Ch. 8 - Kamu Mau Nanggung?

17 5 9
                                    

Bus mulai melambat ketika mereka semakin mendekati Cumalıkızık - sebuah desa di provinsi Bursa. Jalan menuju ke desa tidaklah begitu luas, namun cukup untuk dua kendaraan berpapasan. Beberapa peserta mulai kasak-kasuk, penasaran dengan tempat yang akan mereka kunjungi.

Seperti biasa Arslan selalu siap meresponi rasa ingin tahu para peserta. Dia meraih microphone dan mulai menjelaskan, "Bapak-bapak, Ibu-ibu, kita sudah hampir sampai di Cumalıkızık. Desa ini berada dekat bawah kaki gunung Uludağ. Kalau kalian datang waktu musim dingin, kita dapat pergi ke sana sebab gunung itu akan penuh dengan salju dan kalian dapat bermain ski, tempatnya sangat cantik. Oke, kembali pada Cumalıkızık, desa ini telah berusia sekitar 700 tahun. Dalam Bahasa Turki, "Cumalı" berarti beribadah dan "kızık" berarti desa. Jadi biasanya penduduk setempat akan datang berkumpul dan melakukan solat bersama di desa ini. Selain itu, Cumalıkızık juga merupakan...."

"Arslan Bey, hedefe ulaştık[6]," kata Pak Hasan.

Arslan menoleh ke luar jendela. Ternyata mereka telah tiba dan harus turun sekarang.

"Bapak-bapak, Ibu-ibu, kita telah sampai. Jangan lupa membawa jaket anda, sebab kita dekat dengan kaki gunung. Jadi udara di luar masih sangat dingin. Dan ingat, tolong ikuti saya dulu," pesan Arslan.

Dan pesan itu hanyalah tinggal pesan. Begitu mereka turun, semuanya sibuk dengan keinginan masing-masing. Ada yang sibuk selfie sampai groofie, ada juga yang sudah gak sabar ingin jajan makanan.

"Ayok Bapak-bapak, Ibu-ibu, tolong kumpul di sini dulu," seru Arslan. Dengan sigap, Ayla membantu Arslan mengarahkan para peserta kembali ke titik kumpul. Setelah semua telah berkumpul, Arslan kembali menjelaskan lebih lanjut sejarah Cumalıkızık.

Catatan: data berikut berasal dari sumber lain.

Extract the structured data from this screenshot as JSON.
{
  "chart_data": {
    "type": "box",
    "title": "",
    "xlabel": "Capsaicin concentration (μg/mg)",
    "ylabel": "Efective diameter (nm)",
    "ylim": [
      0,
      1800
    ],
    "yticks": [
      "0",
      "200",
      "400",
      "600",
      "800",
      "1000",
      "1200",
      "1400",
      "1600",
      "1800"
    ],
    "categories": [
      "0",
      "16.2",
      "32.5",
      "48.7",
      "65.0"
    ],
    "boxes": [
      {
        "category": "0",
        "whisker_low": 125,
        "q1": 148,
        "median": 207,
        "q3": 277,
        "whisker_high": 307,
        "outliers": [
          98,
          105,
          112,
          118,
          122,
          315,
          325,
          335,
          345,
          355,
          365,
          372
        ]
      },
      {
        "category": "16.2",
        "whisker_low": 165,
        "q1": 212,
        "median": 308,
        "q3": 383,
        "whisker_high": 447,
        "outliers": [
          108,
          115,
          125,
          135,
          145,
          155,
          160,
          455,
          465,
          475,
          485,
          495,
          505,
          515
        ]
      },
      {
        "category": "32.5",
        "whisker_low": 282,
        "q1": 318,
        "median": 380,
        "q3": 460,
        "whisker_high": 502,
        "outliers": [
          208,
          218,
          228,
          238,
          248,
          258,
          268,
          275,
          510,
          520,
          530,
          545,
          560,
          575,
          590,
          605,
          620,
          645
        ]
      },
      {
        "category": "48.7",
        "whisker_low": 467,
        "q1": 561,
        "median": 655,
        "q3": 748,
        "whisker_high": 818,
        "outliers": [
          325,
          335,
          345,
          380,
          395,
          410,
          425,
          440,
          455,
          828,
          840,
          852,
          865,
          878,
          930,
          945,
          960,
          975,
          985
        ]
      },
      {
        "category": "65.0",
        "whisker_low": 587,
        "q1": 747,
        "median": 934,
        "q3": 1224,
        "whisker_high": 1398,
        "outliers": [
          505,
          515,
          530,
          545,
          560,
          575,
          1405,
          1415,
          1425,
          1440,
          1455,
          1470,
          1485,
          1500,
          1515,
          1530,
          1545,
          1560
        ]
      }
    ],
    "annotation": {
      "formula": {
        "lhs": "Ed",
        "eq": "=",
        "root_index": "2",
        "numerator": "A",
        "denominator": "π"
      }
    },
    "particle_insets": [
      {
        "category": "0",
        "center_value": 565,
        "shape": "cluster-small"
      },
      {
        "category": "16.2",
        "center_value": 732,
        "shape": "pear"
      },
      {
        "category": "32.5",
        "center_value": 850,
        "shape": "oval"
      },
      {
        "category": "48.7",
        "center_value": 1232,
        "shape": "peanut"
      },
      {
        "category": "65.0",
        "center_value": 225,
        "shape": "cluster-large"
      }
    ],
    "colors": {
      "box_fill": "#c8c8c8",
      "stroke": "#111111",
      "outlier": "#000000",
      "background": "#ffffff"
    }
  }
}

"Oke, saya akan berhenti sampai di sini. Saya tahu kalian sudah tidak sabar untuk jalan-jalan. Kita akan kumpul kembali satu jam lagi di depan ini," tunjuk Arslan pada sebuah batu dengan ukiran Cumalıkızık Köyü.

Tak perlu diumumkan dua kali, para peserta langsung berpencar mengelilingi desa itu dalam hitungan detik. Yang tersisa hanya si kembar dan Teddy.

"Ci, jalan bareng yuk," ajak Thania yang langsung mengalungkan tangannya pada lengan kanan Ayla. Yang di ajak tentu tidak bisa menolak, tapi Ayla memang lumayan suka dengan si kembar. Mungkin karna umur mereka yang kurang lebih sama.

Belakangan Ayla juga baru tahu kalau si kembar dulu ternyata teman kuliah Teddy sewaktu Teddy melanjutkan S2 di luar negri. Jadi keduanya sama sekali tidak tahu menahu tentang hubungannya dengan Teddy dan itu berarti kabar baik. Ia memang tidak ingin ada yang tahu rahasia ini.

"Gue tag along juga ya," kata Teddy yang sudah menyamakan langkah kakinya di sebelah kiri Ayla.

Menyadari itu, hati Ayla kembali berdebar-debar dan itu sudah cukup menjadi alarm bahwa dia harus segera menjauhkan diri dari Teddy.

Satu menit berlalu, dua menit berlalu... lima menit berlalu, dia masih belum menemukan cara menjauhkan diri dari Teddy. Thania masih mengandengnya erat, Teddy juga masih setia menjajarkan langkah di sampingnya.

Sesekali ekor mata Ayla menangkap Teddy sedang curi pandang padanya. Hal itu terang saja membuat Ayla takut.

Dia takut jikalau si kembar tidak sengaja melihat tingkah Teddy dan mulai menaruh curiga pada hubungan mereka berdua. 

Ini gak boleh sampai terjadi! Aku harus cari cara! batin Ayla.

Ia kembali memutar otaknya, kali ini lebih keras memikirkan cara untuk menjauhkan diri dari Teddy. Tiba-tiba pandangan Ayla berhenti pada sekelompok turis yang sedang grup foto bertiga. Seketika itu matanya melebar. Kenapa ia gak kepikiran suruh mereka foto bertiga saja? Rasanya Ayla ingin menepuk jidatnya karna tidak terpikir ide sesimple ini.